Fannie rarely stuck her head into the living room, much less the newspaper Esther and Florence clutched between them. She had begun seeing Isaac, whom she’d met while working behind the counter at Adler’s, and in recent weeks, Isaac had made enough trips to the bakery for challah bread that it would have been safe to assume he was saying the HaMotzi every night of the week and not just on Shabbos. Isaac had called at the apartment a handful of times, awkwardly sitting in the living room until Joseph—out of discomfort more than anything else—granted the couple permission to stroll the Boardwalk without a chaperone, provided Fannie was home by nine o’clock sharp.
Nearly six weeks to the day after their courtship began, Fannie arrived home from one such walk and announced that Isaac had asked her to marry him. Esther had long anticipated the engagement of her daughters and expected such news to leave her feeling euphoric. But instead, she found that Fannie’s announcement discomfited her.

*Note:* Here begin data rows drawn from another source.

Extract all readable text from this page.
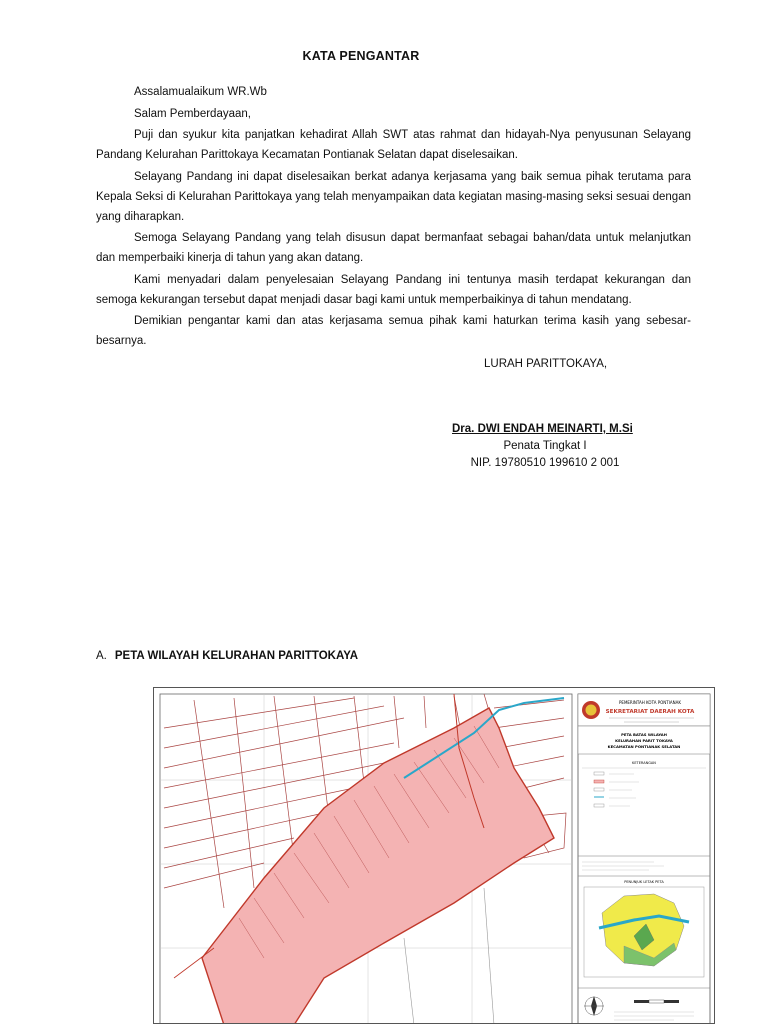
KATA PENGANTAR

Assalamualaikum WR.Wb

Salam Pemberdayaan,

Puji dan syukur kita panjatkan kehadirat Allah SWT atas rahmat dan hidayah-Nya penyusunan Selayang Pandang Kelurahan Parittokaya Kecamatan Pontianak Selatan dapat diselesaikan.

Selayang Pandang ini dapat diselesaikan berkat adanya kerjasama yang baik semua pihak terutama para Kepala Seksi di Kelurahan Parittokaya yang telah menyampaikan data kegiatan masing-masing seksi sesuai dengan yang diharapkan.

Semoga Selayang Pandang yang telah disusun dapat bermanfaat sebagai bahan/data untuk melanjutkan dan memperbaiki kinerja di tahun yang akan datang.

Kami menyadari dalam penyelesaian Selayang Pandang ini tentunya masih terdapat kekurangan dan semoga kekurangan tersebut dapat menjadi dasar bagi kami untuk memperbaikinya di tahun mendatang.

Demikian pengantar kami dan atas kerjasama semua pihak kami haturkan terima kasih yang sebesar-besarnya.

LURAH PARITTOKAYA,
Dra. DWI ENDAH MEINARTI, M.Si
Penata Tingkat I
NIP. 19780510 199610 2 001
A. PETA WILAYAH KELURAHAN PARITTOKAYA
PEMERINTAH KOTA PONTIANAK
SEKRETARIAT DAERAH KOTA
PETA BATAS WILAYAH
KELURAHAN PARIT TOKAYA
KECAMATAN PONTIANAK SELATAN
KETERANGAN
PENUNJUK LETAK PETA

Isaac was six years older than Fannie but not so old for their age difference to matter. He was a quiet sort but Esther knew many good and quiet men. Isaac was poor but Esther reminded herself that Joseph had been poor when she had married him. They had built Adler’s together, which had been half the adventure. No, there was something else—something more unsettling than Isaac’s age or income or even his loquacity. She heard it in the tone of his voice. A belief that he was owed something. Esther did not think it unusual for a man to be dissatisfied with the circumstances into which he’d been born but she had no patience for a man who did not believe in the transformative powers of his own hard work.